Arab Saudi Setop Umrah dan Kunjungan ke Madinah, Nasib Jemaah?
Jemaah di Masjidil Haram Foto: Dok. REUTERS/Suhaib Salem

Jakarta - Arab Saudi menunda visa kunjungan umrah ke Mekah karena virus Corona merebak di dunia. Ibadah umrah biasanya menarik puluhan ribu muslim seluruh dunia ke Saudi tiap bulannya.

Dilansir AFP, Rabu (27/2/2020), pengumuman penundaan visa kunjungan umrah ini disampaikan oleh Kementerian Luar Negeri lewat keterangan resmi.

Saudi juga mengatakan pihaknya juga menunda visa-visa untuk kunjungan turis dari negara-negara yang terjangkit virus Corona. Tak hanya melarang kunjungan dalam rangka ibadah umrah, Saudi juga menghentikan sementara kunjungan ke Masjid Nabawi, Madinah.

"Menghentikan sementara warganegara asing masuk ke Kerajaan Arab Saudi dalam rangka ibadah Umroh dan mengunjungi Mesjid Nabawi," demikian rilis dari Kemlu Arab Saudi yang diterima detikcom setelah diterjemahkan Dubes RI Agus Maftuh Abegebriel, Kamis (27/2/2020).

Saudi juga melarang turis dari negara-negara yang sudah terkena virus corona. "Menghentikan masuknya warga negara ke Kerajaan Arab Saudi dengan menggunakan visa wisata, bagi mereka yang datang dari negara-negara yang terkena wabah virus Corona baru (COVID-19), merujuk kepada kriteria yang ditetapkan oleh lembaga kesehatan terkait Pemerintah Kerajaan," lanjutnya.

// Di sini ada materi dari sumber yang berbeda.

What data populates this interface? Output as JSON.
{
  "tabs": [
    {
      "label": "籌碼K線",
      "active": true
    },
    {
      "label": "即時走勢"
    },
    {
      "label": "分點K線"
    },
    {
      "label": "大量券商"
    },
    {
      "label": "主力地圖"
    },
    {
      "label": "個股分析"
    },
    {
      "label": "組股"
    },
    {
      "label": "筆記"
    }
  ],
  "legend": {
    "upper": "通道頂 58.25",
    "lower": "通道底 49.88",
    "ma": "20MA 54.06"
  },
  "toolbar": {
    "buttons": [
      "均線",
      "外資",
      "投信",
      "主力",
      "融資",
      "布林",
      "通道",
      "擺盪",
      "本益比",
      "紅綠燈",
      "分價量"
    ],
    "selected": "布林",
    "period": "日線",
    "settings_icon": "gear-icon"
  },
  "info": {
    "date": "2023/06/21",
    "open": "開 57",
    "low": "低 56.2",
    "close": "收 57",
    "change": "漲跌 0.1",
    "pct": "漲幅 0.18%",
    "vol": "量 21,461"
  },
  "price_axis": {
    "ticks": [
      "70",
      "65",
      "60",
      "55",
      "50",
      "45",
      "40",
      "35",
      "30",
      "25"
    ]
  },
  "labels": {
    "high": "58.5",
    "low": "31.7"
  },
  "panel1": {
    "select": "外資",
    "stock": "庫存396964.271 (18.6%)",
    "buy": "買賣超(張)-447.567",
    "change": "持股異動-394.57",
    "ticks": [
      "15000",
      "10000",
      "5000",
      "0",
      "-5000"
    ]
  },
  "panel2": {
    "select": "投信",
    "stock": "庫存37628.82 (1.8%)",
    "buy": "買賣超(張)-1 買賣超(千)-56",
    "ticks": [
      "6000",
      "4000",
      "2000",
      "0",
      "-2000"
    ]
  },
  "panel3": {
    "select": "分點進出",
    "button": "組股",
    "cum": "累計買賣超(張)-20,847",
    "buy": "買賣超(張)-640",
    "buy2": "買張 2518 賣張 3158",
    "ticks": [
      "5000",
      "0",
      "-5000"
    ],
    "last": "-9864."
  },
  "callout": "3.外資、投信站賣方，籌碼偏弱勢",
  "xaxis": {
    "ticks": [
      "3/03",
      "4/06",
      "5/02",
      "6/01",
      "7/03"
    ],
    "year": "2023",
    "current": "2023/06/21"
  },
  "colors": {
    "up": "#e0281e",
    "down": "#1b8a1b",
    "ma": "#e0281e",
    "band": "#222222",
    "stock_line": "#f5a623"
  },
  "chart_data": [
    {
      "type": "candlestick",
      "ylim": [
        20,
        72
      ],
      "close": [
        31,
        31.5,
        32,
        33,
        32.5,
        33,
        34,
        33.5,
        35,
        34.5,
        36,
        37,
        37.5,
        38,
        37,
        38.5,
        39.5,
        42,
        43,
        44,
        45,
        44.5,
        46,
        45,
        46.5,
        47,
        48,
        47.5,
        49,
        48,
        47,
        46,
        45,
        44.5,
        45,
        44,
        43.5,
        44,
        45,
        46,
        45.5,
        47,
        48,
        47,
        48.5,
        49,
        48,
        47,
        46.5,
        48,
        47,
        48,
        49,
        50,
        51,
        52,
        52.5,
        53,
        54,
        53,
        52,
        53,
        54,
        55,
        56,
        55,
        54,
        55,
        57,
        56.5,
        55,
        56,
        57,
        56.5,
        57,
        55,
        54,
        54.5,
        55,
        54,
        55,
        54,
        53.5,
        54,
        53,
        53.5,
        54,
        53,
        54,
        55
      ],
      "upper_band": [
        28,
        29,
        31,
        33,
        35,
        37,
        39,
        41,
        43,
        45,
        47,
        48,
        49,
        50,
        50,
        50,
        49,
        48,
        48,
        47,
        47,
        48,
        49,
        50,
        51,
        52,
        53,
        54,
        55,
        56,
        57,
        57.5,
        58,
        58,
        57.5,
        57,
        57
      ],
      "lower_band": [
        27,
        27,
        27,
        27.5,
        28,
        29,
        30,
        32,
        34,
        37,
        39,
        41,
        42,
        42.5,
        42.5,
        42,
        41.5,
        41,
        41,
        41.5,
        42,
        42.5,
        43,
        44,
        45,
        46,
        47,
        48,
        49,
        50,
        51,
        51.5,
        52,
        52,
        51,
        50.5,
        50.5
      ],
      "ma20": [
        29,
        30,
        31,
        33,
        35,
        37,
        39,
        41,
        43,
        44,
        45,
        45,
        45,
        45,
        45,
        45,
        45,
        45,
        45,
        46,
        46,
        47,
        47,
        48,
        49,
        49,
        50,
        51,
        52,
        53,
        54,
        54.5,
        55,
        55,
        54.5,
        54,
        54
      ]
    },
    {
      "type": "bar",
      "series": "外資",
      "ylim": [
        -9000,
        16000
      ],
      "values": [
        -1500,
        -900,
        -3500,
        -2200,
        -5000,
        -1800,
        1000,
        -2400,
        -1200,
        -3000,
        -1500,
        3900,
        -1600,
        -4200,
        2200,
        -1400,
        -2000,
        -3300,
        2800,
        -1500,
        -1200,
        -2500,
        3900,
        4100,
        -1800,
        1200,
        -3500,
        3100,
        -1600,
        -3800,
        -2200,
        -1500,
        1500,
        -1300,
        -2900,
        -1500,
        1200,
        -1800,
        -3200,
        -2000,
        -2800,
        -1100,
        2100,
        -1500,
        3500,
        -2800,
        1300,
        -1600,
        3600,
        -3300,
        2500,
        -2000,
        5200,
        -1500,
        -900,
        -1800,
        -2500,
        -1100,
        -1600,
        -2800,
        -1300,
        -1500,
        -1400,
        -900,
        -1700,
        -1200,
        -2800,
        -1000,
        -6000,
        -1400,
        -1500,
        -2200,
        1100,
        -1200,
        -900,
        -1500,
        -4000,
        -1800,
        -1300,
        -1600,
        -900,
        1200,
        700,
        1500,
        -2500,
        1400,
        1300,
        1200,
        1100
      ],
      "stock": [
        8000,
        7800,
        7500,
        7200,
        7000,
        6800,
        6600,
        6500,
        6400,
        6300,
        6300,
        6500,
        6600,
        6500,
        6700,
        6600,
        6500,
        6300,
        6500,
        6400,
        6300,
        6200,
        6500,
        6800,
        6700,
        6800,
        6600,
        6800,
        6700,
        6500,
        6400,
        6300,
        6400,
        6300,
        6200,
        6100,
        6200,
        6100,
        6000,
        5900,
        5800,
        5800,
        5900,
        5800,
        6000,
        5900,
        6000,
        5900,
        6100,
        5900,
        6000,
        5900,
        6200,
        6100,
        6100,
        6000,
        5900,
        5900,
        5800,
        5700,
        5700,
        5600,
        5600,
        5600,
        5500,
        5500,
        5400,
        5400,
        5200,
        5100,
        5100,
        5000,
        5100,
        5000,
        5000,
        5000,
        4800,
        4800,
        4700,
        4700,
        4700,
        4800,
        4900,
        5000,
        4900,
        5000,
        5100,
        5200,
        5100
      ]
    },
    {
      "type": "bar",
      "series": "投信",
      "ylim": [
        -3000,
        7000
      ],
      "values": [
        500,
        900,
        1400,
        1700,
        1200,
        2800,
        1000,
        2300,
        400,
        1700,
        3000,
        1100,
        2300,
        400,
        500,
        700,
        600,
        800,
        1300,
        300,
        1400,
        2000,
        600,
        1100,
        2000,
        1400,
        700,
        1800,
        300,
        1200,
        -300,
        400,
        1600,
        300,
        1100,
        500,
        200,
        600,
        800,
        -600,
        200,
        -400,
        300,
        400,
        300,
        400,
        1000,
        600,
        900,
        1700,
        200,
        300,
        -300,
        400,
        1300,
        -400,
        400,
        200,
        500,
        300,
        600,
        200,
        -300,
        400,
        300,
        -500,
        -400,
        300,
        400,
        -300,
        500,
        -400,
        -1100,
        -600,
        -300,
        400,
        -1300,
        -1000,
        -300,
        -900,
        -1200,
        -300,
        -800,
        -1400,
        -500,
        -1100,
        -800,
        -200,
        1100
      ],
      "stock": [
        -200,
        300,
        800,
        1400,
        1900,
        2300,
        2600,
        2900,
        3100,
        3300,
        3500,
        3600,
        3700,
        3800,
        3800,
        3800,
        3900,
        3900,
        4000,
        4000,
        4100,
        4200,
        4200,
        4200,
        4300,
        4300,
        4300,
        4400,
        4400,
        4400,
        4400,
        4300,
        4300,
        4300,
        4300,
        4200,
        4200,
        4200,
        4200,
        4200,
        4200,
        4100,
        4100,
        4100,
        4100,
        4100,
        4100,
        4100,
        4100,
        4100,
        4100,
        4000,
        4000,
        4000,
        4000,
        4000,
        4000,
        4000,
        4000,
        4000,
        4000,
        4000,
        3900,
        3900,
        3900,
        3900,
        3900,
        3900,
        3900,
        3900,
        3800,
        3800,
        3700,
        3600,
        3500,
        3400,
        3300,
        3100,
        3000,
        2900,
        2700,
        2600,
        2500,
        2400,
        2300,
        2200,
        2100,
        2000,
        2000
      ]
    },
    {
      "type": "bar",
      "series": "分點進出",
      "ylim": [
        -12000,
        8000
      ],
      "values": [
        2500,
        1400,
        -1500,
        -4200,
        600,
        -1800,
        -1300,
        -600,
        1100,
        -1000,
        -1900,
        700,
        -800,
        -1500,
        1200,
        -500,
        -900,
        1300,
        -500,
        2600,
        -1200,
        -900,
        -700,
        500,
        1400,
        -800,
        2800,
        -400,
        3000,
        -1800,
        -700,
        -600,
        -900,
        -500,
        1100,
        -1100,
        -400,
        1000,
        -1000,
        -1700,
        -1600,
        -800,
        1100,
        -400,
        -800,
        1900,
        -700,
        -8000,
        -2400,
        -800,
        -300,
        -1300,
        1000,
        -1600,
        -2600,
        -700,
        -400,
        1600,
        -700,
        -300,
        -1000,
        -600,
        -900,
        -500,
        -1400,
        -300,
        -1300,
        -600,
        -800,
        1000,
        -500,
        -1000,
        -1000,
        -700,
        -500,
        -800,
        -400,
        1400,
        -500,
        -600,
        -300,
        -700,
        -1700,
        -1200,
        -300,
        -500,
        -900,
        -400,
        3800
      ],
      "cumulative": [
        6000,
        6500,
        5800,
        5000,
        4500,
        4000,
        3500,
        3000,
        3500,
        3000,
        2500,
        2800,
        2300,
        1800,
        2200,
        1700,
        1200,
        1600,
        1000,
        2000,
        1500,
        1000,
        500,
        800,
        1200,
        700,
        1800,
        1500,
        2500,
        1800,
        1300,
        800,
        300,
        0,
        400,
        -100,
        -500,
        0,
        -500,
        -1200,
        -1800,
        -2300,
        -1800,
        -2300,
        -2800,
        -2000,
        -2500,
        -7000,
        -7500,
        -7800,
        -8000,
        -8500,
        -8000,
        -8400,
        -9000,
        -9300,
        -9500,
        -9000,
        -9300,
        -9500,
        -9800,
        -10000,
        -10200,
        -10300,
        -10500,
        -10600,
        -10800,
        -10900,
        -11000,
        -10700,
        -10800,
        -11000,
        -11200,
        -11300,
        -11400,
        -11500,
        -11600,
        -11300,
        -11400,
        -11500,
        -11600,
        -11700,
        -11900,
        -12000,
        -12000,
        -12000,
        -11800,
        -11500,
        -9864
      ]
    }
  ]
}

Selain itu, Saudi juga menghentikan sementara lalu lintas keluar masuk warga negaranya. Saudi juga menghentikan sementara lalu lintas warga negara anggota Gulf Cooperation Council (GCC) untuk keluar masuk ke wilayahnya.

"Menghentikan lalu lintas keluar masuk wilayah Kerajaan Arab Saudi dengan menggunakan fasilitas kartu tanda penduduk nasionalnya bagi warganegara Arab Saudi dan warganegara dari negara-negara anggota Gulf Cooperation Council/GCC lainnya (Oman, Kuwait, Qatar, Bahrain, Persatuan Emirat Arab)," tulis Kemlu Saudi.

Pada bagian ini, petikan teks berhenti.